So I have this ASUS P8H61M-LE R2.0 motherboard. I just bought CMY16GX3M2A2400C11R which works and the BIOS has defaulted to 1333Mhz. Although the board is capable of (OC) 2200. I set the XMP profile option which is suppose to auto set everything which it does but I receive the message Overclocking has failed press F1 to adjust.
So I end up just leaving it on the default setting of 1333Mhz.
This is very frustrating because I jumped from an MSI p67a-c43, which handled any memory brand I threw at it plus the XMP setting handled then set the speed for what I wanted whether it was 1333Mhz, 1600Mhz or 1866Mhz. It would set XMP no problems.
This ASUS board has the XMP option but it doesn't work. I want to run 2200Mhz but I can't. There does seem to be the option of setting things manually-Primary, Secondary, Third Timings + Misc... I can't find proper instructions on how to do that.
Any help is greatly appreciated.
I'm 99% sure it's because of the CPU. H61 chipsets pretty much run at the max clock the CPU supports, and in your case thats 1333.
Although, if you have the option to adjust ram speed / clocks, try setting them manually. Look up the ram info in CPUZ. You only need the basics. Leave everything else to auto.
Example: 10-10-10-21 1T Leave all other options to default or auto.
Thanks.
So When I get something like a i5 3470 it should remove that ceiling and I can utilize 2400Mhz? For sure...
Btw is there another way I can look into the memory clock speed without using something like CPUZ, my previous experience with that was getting spyware knocked in my system real good.
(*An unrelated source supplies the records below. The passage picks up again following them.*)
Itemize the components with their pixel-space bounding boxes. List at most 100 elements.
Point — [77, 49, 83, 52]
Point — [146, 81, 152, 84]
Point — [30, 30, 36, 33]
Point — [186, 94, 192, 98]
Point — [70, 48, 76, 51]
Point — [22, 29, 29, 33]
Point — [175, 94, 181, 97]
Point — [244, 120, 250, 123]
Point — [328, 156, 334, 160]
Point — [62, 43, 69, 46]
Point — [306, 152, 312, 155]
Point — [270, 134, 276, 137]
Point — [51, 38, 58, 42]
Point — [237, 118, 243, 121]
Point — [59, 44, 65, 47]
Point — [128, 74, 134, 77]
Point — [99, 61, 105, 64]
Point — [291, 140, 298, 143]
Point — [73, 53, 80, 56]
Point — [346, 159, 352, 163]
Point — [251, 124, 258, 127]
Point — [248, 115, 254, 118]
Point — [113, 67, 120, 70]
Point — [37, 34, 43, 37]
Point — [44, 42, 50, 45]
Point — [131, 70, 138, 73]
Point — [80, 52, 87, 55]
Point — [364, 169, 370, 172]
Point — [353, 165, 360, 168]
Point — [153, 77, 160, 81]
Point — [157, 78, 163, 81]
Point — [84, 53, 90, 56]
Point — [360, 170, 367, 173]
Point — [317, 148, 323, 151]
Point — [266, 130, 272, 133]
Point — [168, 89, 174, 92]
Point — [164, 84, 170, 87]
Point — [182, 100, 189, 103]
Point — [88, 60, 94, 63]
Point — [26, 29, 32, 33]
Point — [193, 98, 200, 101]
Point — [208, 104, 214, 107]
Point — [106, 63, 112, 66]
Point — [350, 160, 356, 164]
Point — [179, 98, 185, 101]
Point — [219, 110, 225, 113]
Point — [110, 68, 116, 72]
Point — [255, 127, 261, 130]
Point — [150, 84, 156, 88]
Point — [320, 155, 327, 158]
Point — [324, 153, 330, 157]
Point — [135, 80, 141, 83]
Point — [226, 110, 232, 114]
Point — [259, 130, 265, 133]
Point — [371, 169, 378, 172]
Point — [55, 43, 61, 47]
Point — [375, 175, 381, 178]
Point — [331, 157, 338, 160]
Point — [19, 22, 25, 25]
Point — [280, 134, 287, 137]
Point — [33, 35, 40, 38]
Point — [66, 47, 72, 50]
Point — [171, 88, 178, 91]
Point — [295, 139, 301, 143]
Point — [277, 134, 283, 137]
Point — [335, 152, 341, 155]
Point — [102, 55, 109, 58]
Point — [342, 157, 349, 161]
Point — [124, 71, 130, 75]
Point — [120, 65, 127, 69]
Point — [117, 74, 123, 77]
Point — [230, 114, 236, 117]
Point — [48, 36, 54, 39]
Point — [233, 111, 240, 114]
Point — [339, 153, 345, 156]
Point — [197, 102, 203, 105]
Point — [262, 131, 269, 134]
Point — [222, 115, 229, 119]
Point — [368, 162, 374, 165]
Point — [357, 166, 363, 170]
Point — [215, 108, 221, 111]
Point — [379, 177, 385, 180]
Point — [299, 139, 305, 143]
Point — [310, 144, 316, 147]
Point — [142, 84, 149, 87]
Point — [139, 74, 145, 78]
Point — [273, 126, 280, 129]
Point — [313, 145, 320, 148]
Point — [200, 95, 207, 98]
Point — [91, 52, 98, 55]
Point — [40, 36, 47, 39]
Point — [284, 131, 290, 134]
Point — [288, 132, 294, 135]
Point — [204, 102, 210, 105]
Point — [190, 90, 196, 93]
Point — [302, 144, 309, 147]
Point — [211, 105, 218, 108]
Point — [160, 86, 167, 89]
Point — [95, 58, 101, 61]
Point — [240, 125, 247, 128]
No, the 3470 can go to 1600mhz dual channel (2 dimms populated) or 1333 with all four populated. That's stock rated speed. You can OC over that if the board supports it. Which it appears it does, but I'm not sure why it's not letting you. I would guess the timings are being set too tight with the auto setting.
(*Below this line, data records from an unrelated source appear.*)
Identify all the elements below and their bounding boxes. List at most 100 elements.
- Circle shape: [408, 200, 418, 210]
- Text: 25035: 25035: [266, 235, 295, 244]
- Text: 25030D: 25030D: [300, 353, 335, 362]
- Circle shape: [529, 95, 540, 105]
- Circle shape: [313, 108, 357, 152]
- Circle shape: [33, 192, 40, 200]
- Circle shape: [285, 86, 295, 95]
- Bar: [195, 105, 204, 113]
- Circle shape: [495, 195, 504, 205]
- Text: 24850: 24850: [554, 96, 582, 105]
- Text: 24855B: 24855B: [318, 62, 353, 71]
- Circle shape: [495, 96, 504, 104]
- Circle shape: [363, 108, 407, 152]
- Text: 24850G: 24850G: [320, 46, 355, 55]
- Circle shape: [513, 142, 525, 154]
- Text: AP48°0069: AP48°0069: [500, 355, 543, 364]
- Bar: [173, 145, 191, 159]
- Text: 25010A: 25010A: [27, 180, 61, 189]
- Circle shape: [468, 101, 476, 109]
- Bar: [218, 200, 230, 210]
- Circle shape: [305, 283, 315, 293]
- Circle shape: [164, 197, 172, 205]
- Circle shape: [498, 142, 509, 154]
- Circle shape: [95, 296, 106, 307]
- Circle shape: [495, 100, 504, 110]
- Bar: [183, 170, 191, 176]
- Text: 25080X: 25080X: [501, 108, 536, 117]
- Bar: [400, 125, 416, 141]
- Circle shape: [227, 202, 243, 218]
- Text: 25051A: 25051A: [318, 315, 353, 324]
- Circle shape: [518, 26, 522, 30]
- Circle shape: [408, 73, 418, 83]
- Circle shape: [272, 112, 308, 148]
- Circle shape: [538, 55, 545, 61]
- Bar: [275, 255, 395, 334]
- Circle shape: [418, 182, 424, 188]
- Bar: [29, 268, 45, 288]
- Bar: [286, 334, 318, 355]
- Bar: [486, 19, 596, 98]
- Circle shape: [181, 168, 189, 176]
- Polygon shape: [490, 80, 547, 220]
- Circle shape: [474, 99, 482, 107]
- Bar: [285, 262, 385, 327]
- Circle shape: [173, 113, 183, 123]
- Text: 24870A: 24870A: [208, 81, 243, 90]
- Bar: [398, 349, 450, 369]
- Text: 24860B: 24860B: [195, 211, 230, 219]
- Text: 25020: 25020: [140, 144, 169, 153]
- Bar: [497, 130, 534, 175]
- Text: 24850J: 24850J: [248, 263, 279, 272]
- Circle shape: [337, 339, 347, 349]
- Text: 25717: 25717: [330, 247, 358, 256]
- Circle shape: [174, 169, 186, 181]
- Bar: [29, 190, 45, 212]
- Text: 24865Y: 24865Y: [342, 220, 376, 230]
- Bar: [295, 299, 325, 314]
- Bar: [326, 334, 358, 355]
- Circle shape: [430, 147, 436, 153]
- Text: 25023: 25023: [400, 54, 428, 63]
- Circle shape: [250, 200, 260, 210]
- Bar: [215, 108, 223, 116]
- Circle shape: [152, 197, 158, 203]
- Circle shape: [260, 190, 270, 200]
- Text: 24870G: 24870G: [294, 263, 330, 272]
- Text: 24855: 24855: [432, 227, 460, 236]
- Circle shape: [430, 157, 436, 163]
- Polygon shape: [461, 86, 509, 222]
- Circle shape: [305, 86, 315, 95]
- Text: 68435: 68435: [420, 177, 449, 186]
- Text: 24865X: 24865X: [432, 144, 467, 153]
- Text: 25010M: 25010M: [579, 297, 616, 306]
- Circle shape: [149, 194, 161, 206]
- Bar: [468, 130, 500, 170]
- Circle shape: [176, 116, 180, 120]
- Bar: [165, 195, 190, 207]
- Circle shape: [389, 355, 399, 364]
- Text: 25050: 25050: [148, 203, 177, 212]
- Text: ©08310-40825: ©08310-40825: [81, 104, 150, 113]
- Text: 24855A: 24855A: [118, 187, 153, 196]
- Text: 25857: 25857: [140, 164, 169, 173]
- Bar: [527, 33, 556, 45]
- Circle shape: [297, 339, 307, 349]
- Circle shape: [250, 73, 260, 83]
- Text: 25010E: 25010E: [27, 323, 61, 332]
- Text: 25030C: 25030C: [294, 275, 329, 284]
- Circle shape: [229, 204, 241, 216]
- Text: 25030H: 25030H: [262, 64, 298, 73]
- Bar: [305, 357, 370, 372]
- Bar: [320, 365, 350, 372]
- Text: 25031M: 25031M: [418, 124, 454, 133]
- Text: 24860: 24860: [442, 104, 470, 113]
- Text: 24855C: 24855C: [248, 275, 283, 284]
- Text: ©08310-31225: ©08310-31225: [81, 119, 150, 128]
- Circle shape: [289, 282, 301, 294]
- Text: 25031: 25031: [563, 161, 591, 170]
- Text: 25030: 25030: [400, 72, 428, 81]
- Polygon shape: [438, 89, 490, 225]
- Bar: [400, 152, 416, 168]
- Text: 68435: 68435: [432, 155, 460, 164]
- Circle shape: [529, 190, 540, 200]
Hmm. Well I can tell you that it will never run at 2400mhz. Sandy was limited to 2133mhz. You can go higher with more Bclk if you wanted to go that route. Are you setting the ram voltage as well?
Try this:
- Set ram speed to: 1600
- Set ram voltage to: 1.6v
- Set the timings to: 11-11-11-31 1T
- Set "'Row Refresh Cycle Time tRFC" to: 200
Leave everything else at auto. And see if that works. I went through a similar issue with my Z77 in my sig. I could not get all 4 dimms to run at anything higher than 1600. No matter the timings / votlage etc. One day just goofing around I found the answer. Tightening up the CAS timing let me run at 2133mhz, lol. Turns out anything higher than CAS 10 on this board (with all four dimms populated) = No boot.
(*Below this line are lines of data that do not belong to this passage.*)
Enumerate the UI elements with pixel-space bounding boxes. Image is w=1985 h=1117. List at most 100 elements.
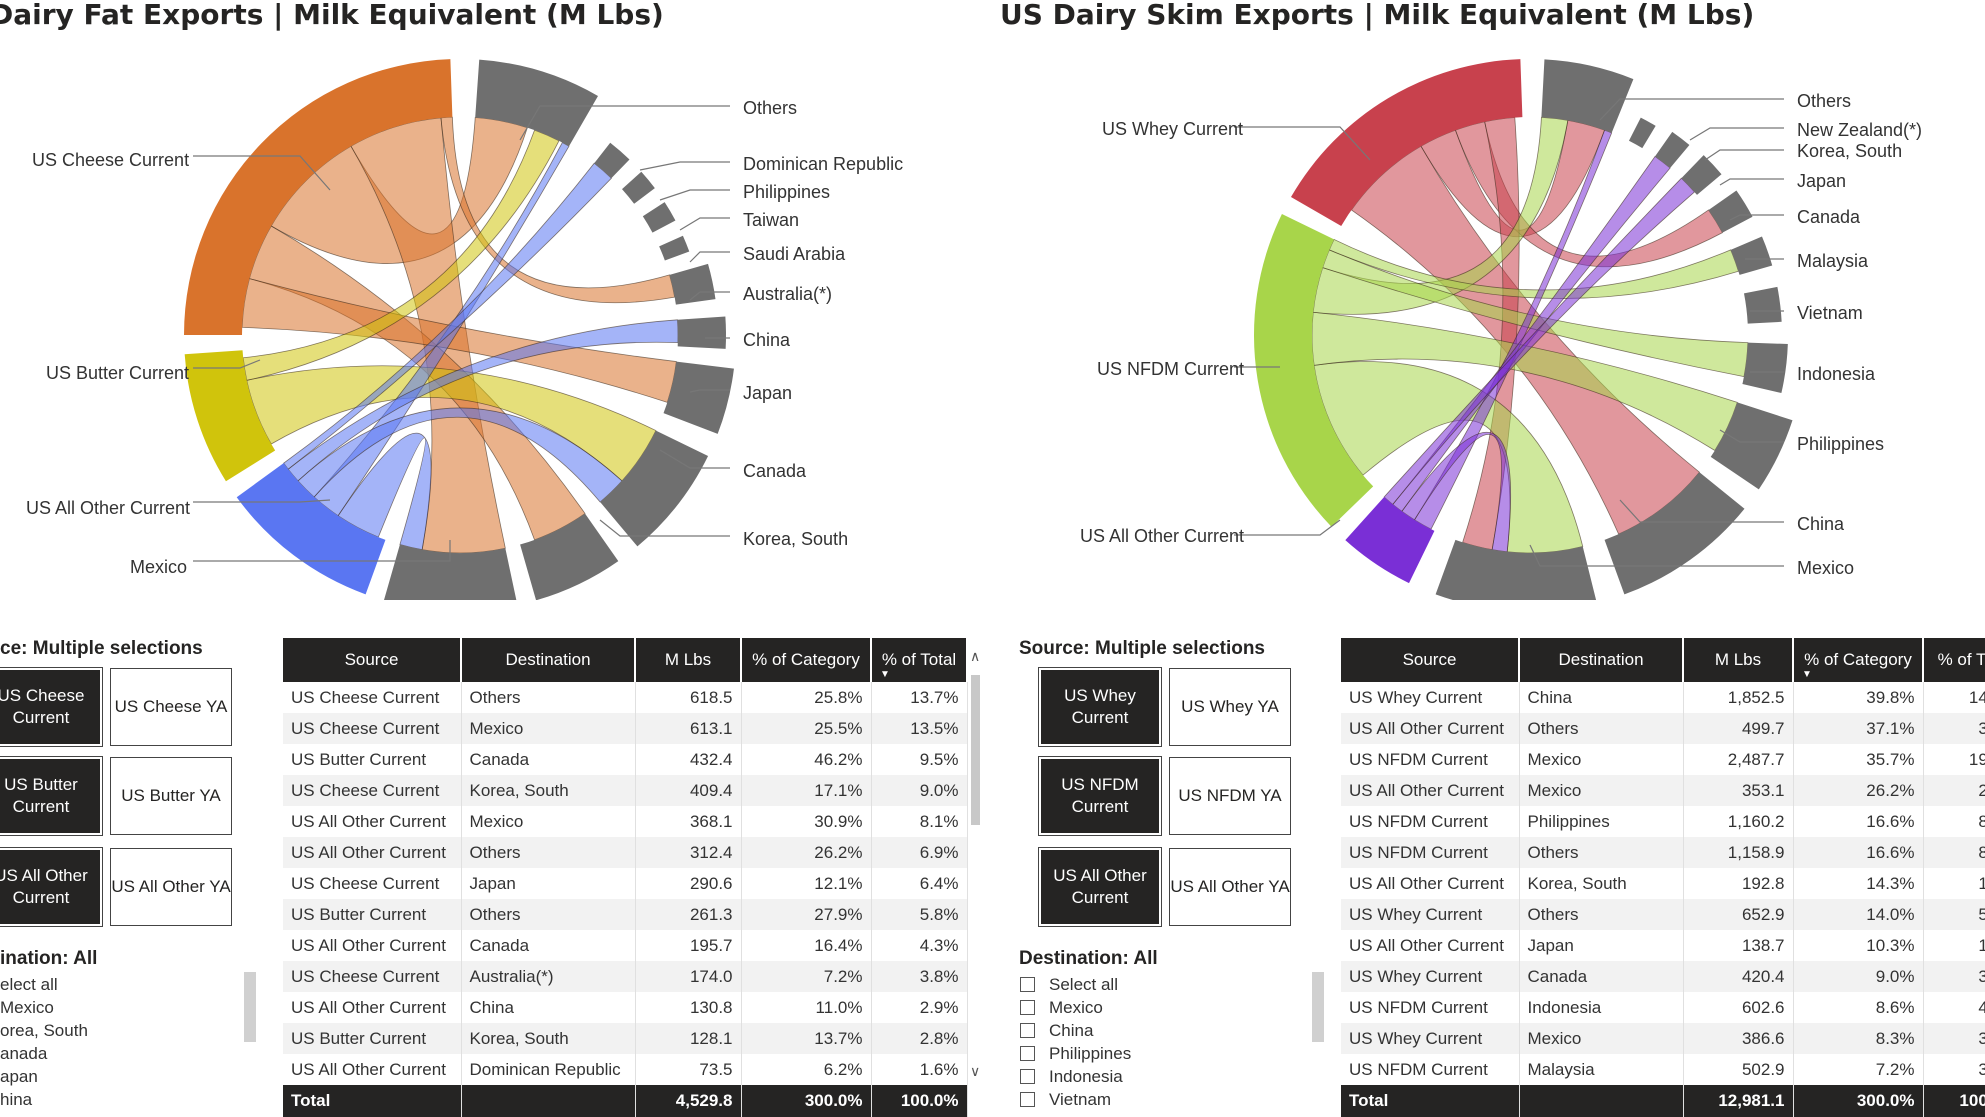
- right-label-us-nfdm-current: US NFDM Current: [1097, 359, 1244, 379]
- table-cell: Malaysia: [1519, 1054, 1684, 1085]
- left-table-scrollbar[interactable]: [971, 675, 980, 825]
- table-row[interactable]: US Cheese Current Japan 290.6 12.1% 6.4%: [283, 868, 968, 899]
- table-row[interactable]: US Cheese Current Mexico 613.1 25.5% 13.5%: [283, 713, 968, 744]
- right-dest-item[interactable]: Indonesia: [1020, 1065, 1131, 1088]
- table-cell: 174.0: [635, 961, 742, 992]
- table-cell: Korea, South: [461, 1023, 636, 1054]
- table-cell: 8.6%: [1793, 992, 1924, 1023]
- table-cell: Australia(*): [461, 961, 636, 992]
- left-dest-item[interactable]: anada: [0, 1044, 48, 1063]
- leader-line: [193, 359, 261, 369]
- table-cell: 11.0%: [741, 992, 872, 1023]
- right-dest-item[interactable]: Mexico: [1020, 996, 1131, 1019]
- table-row[interactable]: US All Other Current Dominican Republic 73…: [283, 1054, 968, 1085]
- left-dest-item[interactable]: Mexico: [0, 998, 54, 1017]
- left-dest-item[interactable]: orea, South: [0, 1021, 88, 1040]
- table-cell: 7.2%: [741, 961, 872, 992]
- left-tile-us-all-other-ya[interactable]: US All Other YA: [110, 848, 232, 926]
- table-row[interactable]: US All Other Current Others 312.4 26.2% 6.9%: [283, 837, 968, 868]
- checkbox-icon[interactable]: [1020, 1000, 1035, 1015]
- checkbox-icon[interactable]: [1020, 977, 1035, 992]
- checkbox-icon[interactable]: [1020, 1092, 1035, 1107]
- right-dest-item[interactable]: Select all: [1020, 973, 1131, 996]
- right-tile-us-all-other-ya[interactable]: US All Other YA: [1169, 848, 1291, 926]
- leader-line: [1619, 499, 1784, 523]
- table-row[interactable]: US Cheese Current Australia(*) 174.0 7.2% 3.…: [283, 961, 968, 992]
- left-destination-scrollbar[interactable]: [244, 972, 256, 1042]
- right-destination-scrollbar[interactable]: [1312, 972, 1324, 1042]
- right-tile-us-nfdm-current[interactable]: US NFDM Current: [1038, 756, 1162, 836]
- right-dest-item[interactable]: China: [1020, 1019, 1131, 1042]
- table-row[interactable]: US All Other Current Mexico 368.1 30.9% 8.1%: [283, 806, 968, 837]
- saudi-arabia-arc: [659, 235, 690, 261]
- right-label-us-whey-current: US Whey Current: [1102, 119, 1243, 139]
- left-tile-us-cheese-ya[interactable]: US Cheese YA: [110, 668, 232, 746]
- left-col-mlbs[interactable]: M Lbs: [635, 638, 742, 682]
- right-tile-us-whey-current[interactable]: US Whey Current: [1038, 667, 1162, 747]
- table-row[interactable]: US Cheese Current Others 618.5 25.8% 13.7%: [283, 682, 968, 713]
- table-row[interactable]: US Cheese Current Korea, South 409.4 17.1% 9…: [283, 775, 968, 806]
- checkbox-icon[interactable]: [1020, 1069, 1035, 1084]
- left-tile-us-butter-ya[interactable]: US Butter YA: [110, 757, 232, 835]
- left-tile-us-all-other-current[interactable]: US All Other Current: [0, 847, 103, 927]
- table-row[interactable]: US All Other Current China 130.8 11.0% 2.9%: [283, 992, 968, 1023]
- right-dest-item[interactable]: Vietnam: [1020, 1088, 1131, 1111]
- right-col-mlbs[interactable]: M Lbs: [1683, 638, 1794, 682]
- checkbox-icon[interactable]: [1020, 1046, 1035, 1061]
- table-cell: Indonesia: [1519, 992, 1684, 1023]
- left-dest-item[interactable]: apan: [0, 1067, 38, 1086]
- table-cell: 5.8%: [871, 899, 968, 930]
- vietnam-arc: [1743, 286, 1782, 324]
- right-col-destination[interactable]: Destination: [1519, 638, 1684, 682]
- right-col-source[interactable]: Source: [1341, 638, 1520, 682]
- table-cell: 353.1: [1683, 775, 1794, 806]
- left-tile-us-butter-current[interactable]: US Butter Current: [0, 756, 103, 836]
- table-cell: 9.0%: [1793, 961, 1924, 992]
- leader-line: [1599, 98, 1784, 121]
- right-col-pct-total[interactable]: % of T: [1923, 638, 1985, 682]
- table-cell: US All Other Current: [283, 837, 462, 868]
- left-dest-item[interactable]: hina: [0, 1090, 33, 1109]
- right-tile-us-nfdm-ya[interactable]: US NFDM YA: [1169, 757, 1291, 835]
- left-dest-item[interactable]: elect all: [0, 975, 58, 994]
- table-row[interactable]: US Butter Current Others 261.3 27.9% 5.8%: [283, 899, 968, 930]
- left-col-pct-total[interactable]: % of Total ▼: [871, 638, 968, 682]
- left-col-destination[interactable]: Destination: [461, 638, 636, 682]
- table-cell: 13.7%: [871, 682, 968, 713]
- table-cell: 2,487.7: [1683, 744, 1794, 775]
- left-table-scroll-down-icon[interactable]: ∨: [970, 1064, 981, 1080]
- philippines-arc: [1710, 402, 1793, 490]
- right-label-others: Others: [1797, 91, 1851, 111]
- left-tile-us-cheese-current[interactable]: US Cheese Current: [0, 667, 103, 747]
- table-cell: US Butter Current: [283, 744, 462, 775]
- total-cell: 100.0%: [871, 1085, 968, 1117]
- table-row[interactable]: US All Other Current Canada 195.7 16.4% 4.3%: [283, 930, 968, 961]
- checkbox-icon[interactable]: [1020, 1023, 1035, 1038]
- table-cell: Canada: [461, 930, 636, 961]
- left-table-scroll-up-icon[interactable]: ∧: [970, 649, 981, 665]
- table-cell: Japan: [461, 868, 636, 899]
- left-col-source[interactable]: Source: [283, 638, 462, 682]
- table-row[interactable]: US Butter Current Canada 432.4 46.2% 9.5%: [283, 744, 968, 775]
- table-row[interactable]: US All Other Current Korea, South 192.8 14.…: [1341, 868, 1985, 899]
- table-row[interactable]: US Butter Current Korea, South 128.1 13.7% 2…: [283, 1023, 968, 1054]
- right-col-pct-category[interactable]: % of Category ▼: [1793, 638, 1924, 682]
- right-dest-item[interactable]: Philippines: [1020, 1042, 1131, 1065]
- table-cell: 1.6%: [871, 1054, 968, 1085]
- japan-arc: [663, 361, 734, 434]
- right-tile-us-whey-ya[interactable]: US Whey YA: [1169, 668, 1291, 746]
- right-tile-us-all-other-current[interactable]: US All Other Current: [1038, 847, 1162, 927]
- left-col-pct-category[interactable]: % of Category: [741, 638, 872, 682]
Apply the XMP but manually lower the speed of the ram to 2000MHz, then set 1.15v VCCIO, that should be plenty enough to get you 2000MHz stable anyway, probably 2133MHz if you're lucky.
I entered 200 under tRFC and rechecked it twice over and a no go.
The voltage number 1.15 under VCCSA and no luck. The only thing I have to work with immediately is Manual option giving BCLK/PEG 80 to 300 and as far as I could go on that was 104 3224ghz an 1399Mhz. My CPU can go to 3.4 even though its an i5 2400.
I entered 200 under tRFC and rechecked it twice over and a go.
The voltage number 1.15 under VCCSA and no luck. The only thing I have to work with immediately is Manual option giving BCLK/PEG 80 to 300 and as far as I could go on that was 104 3224ghz an 1399Mhz. My CPU can go to 3.4 even though its an i5 2400.
no luck choosing 1866 and setting your voltage recommendations. I tried doodling around with ASUS OC Tuner and it shifted my supposed locked cpu to 3.5 ghz. and then tunning my ram to 1372mhz. weird.
no luck choosing 1866 and setting your voltage recommendations. I tried doodling around with ASUS OC Tuner and it shifted my supposed locked cpu to 3.5 ghz. and then tunning my ram to 1372mhz. weird.
that fact that your ram is at that speed means you're playing with the BCLK, please trust me when I say you don't really want to be doing that, causes more problems than it's worth
uh huh, well thx for your help. I'll looking into another board in the near future. An hopefully the manufacturer sticks to what it says on the box.